How to solve N<10^6 or N<10^{15} versions of Neighbouring Fraction
For N < 10^2 I did simple brute search over all pairs (a,b). Ideas for higher constraint versions are welcome.
How to solve N<10^6 or N<10^{15} versions of Neighbouring Fraction
For N < 10^2 I did simple brute search over all pairs (a,b). Ideas for higher constraint versions are welcome.
Use binary search
initially ln=0/1, rn=1/1
mid=0+1/1+1 = 1/2
check whether a/b lies to the left or right and repeat
A beautiful result is that if \frac{a}{b} is the neighbour of \frac{c}{d}, Then \frac{c}{d}-\frac{1}{bd}=\frac{a}{b}. So you can binary search on b.
oops didnt think of this
is the contest rated ?
One question got removed mid contest, Contest got stopped in the middle. I don’t see any reason for it to be unrated.

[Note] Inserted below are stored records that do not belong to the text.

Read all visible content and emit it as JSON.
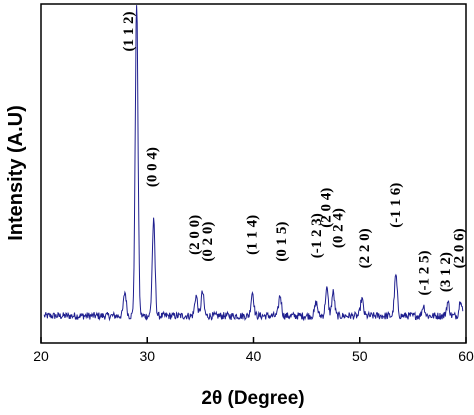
{
  "chart_data": {
    "type": "line",
    "xlabel": "2θ (Degree)",
    "ylabel": "Intensity (A.U)",
    "xlim": [
      20,
      60
    ],
    "ylim": [
      0,
      100
    ],
    "xticks": [
      20,
      30,
      40,
      50,
      60
    ],
    "grid": false,
    "line_color": "#1f1f8f",
    "series": [
      {
        "baseline": 8,
        "peaks": [
          {
            "x": 27.9,
            "height": 7
          },
          {
            "x": 29.0,
            "height": 92
          },
          {
            "x": 30.6,
            "height": 28
          },
          {
            "x": 34.6,
            "height": 6
          },
          {
            "x": 35.2,
            "height": 7
          },
          {
            "x": 39.9,
            "height": 7
          },
          {
            "x": 42.5,
            "height": 6
          },
          {
            "x": 45.9,
            "height": 4
          },
          {
            "x": 46.9,
            "height": 8
          },
          {
            "x": 47.5,
            "height": 7
          },
          {
            "x": 50.2,
            "height": 5
          },
          {
            "x": 53.4,
            "height": 12
          },
          {
            "x": 56.0,
            "height": 3
          },
          {
            "x": 58.3,
            "height": 4
          },
          {
            "x": 59.5,
            "height": 5
          }
        ]
      }
    ],
    "annotations": [
      {
        "text": "(1 1 2)",
        "x": 28.2,
        "y": 86
      },
      {
        "text": "(0 0 4)",
        "x": 30.4,
        "y": 46
      },
      {
        "text": "(2 0 0)",
        "x": 34.4,
        "y": 26
      },
      {
        "text": "(0 2 0)",
        "x": 35.6,
        "y": 24
      },
      {
        "text": "(1 1 4)",
        "x": 39.8,
        "y": 26
      },
      {
        "text": "(0 1 5)",
        "x": 42.6,
        "y": 24
      },
      {
        "text": "(-1 2 3)",
        "x": 45.9,
        "y": 25
      },
      {
        "text": "(2 0 4)",
        "x": 46.8,
        "y": 34
      },
      {
        "text": "(0 2 4)",
        "x": 47.9,
        "y": 28
      },
      {
        "text": "(2 2 0)",
        "x": 50.4,
        "y": 22
      },
      {
        "text": "(-1 1 6)",
        "x": 53.3,
        "y": 34
      },
      {
        "text": "(-1 2 5)",
        "x": 56.0,
        "y": 14
      },
      {
        "text": "(3 1 2)",
        "x": 58.0,
        "y": 15
      },
      {
        "text": "(2 0 6)",
        "x": 59.3,
        "y": 22
      }
    ]
  }
}
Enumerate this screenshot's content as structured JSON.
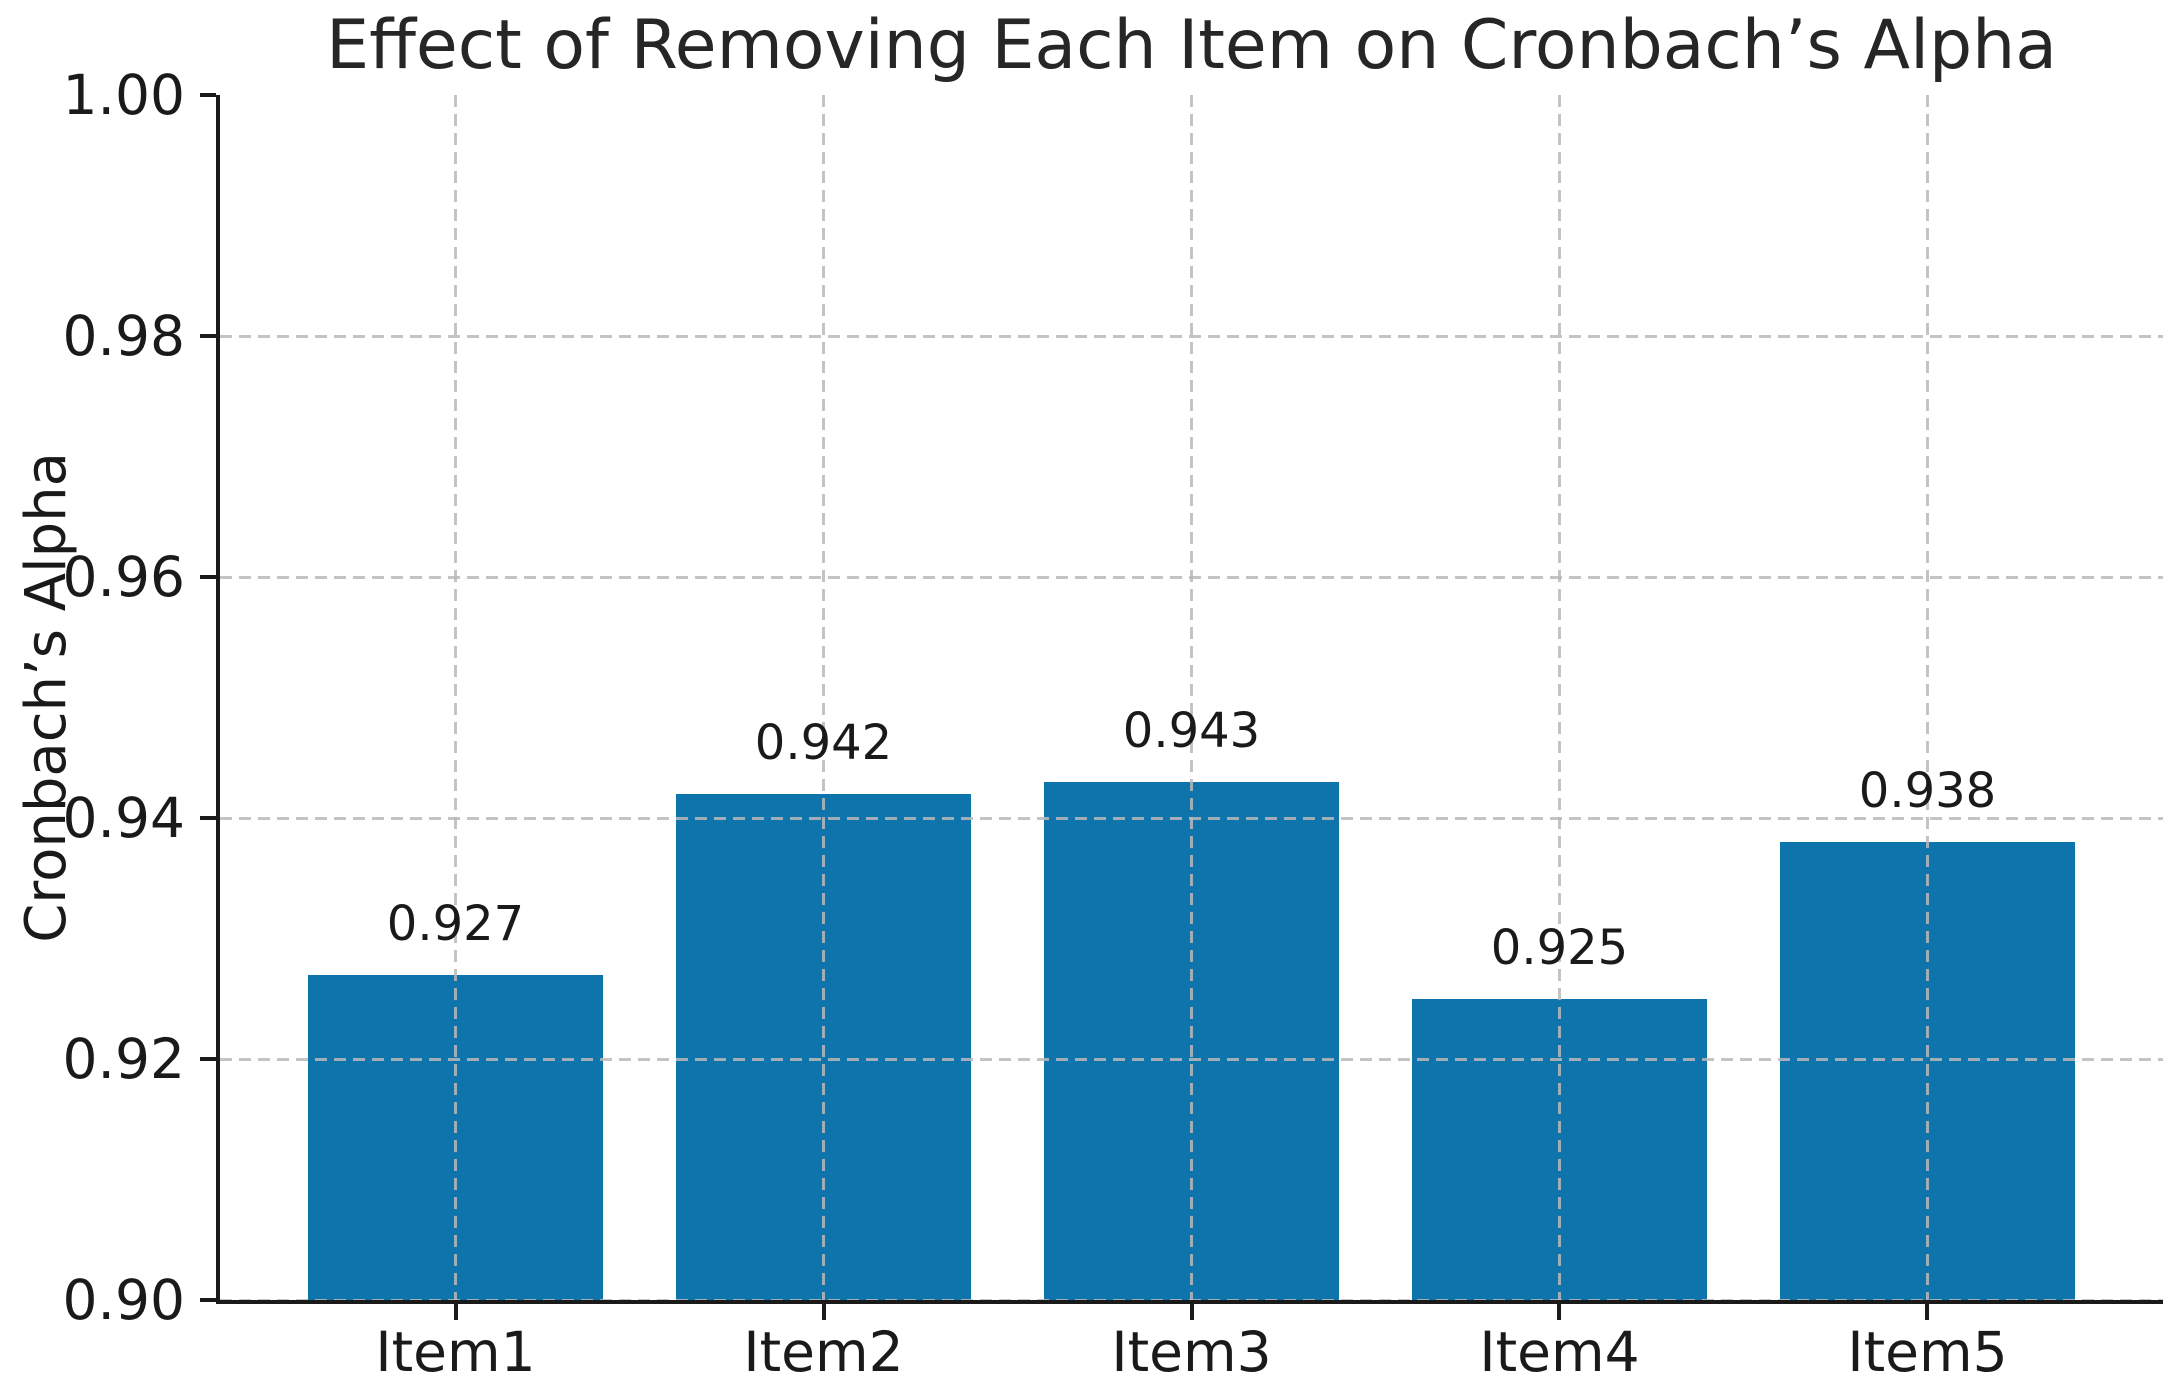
{
  "chart_data": {
    "type": "bar",
    "title": "Effect of Removing Each Item on Cronbach’s Alpha",
    "xlabel": "",
    "ylabel": "Cronbach’s Alpha",
    "categories": [
      "Item1",
      "Item2",
      "Item3",
      "Item4",
      "Item5"
    ],
    "values": [
      0.927,
      0.942,
      0.943,
      0.925,
      0.938
    ],
    "bar_value_labels": [
      "0.927",
      "0.942",
      "0.943",
      "0.925",
      "0.938"
    ],
    "ylim": [
      0.9,
      1.0
    ],
    "xlim": [
      -0.64,
      4.64
    ],
    "bar_width_units": 0.8,
    "yticks": [
      0.9,
      0.92,
      0.94,
      0.96,
      0.98,
      1.0
    ],
    "ytick_labels": [
      "0.90",
      "0.92",
      "0.94",
      "0.96",
      "0.98",
      "1.00"
    ],
    "grid": true,
    "grid_style": "dashed",
    "grid_axes": "both",
    "legend_position": "none",
    "colors": {
      "bar": "#0e74ac",
      "grid": "#c9c9c9",
      "text": "#1a1a1a",
      "spine": "#1a1a1a",
      "background": "#ffffff"
    }
  }
}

I have an idea with this: let the final fraction be \frac{x}{y}, then ya-xb=1 and we can use the euclidean algorthm to get x=ak+x_0 and y=bk+y_0 in where we just take the largest y\leq n
this question is same as project euler 71
BTW congo fr 7 star
We’ll not be moving it to Practice.
OH! The tasks were copied thats why the contest was called off!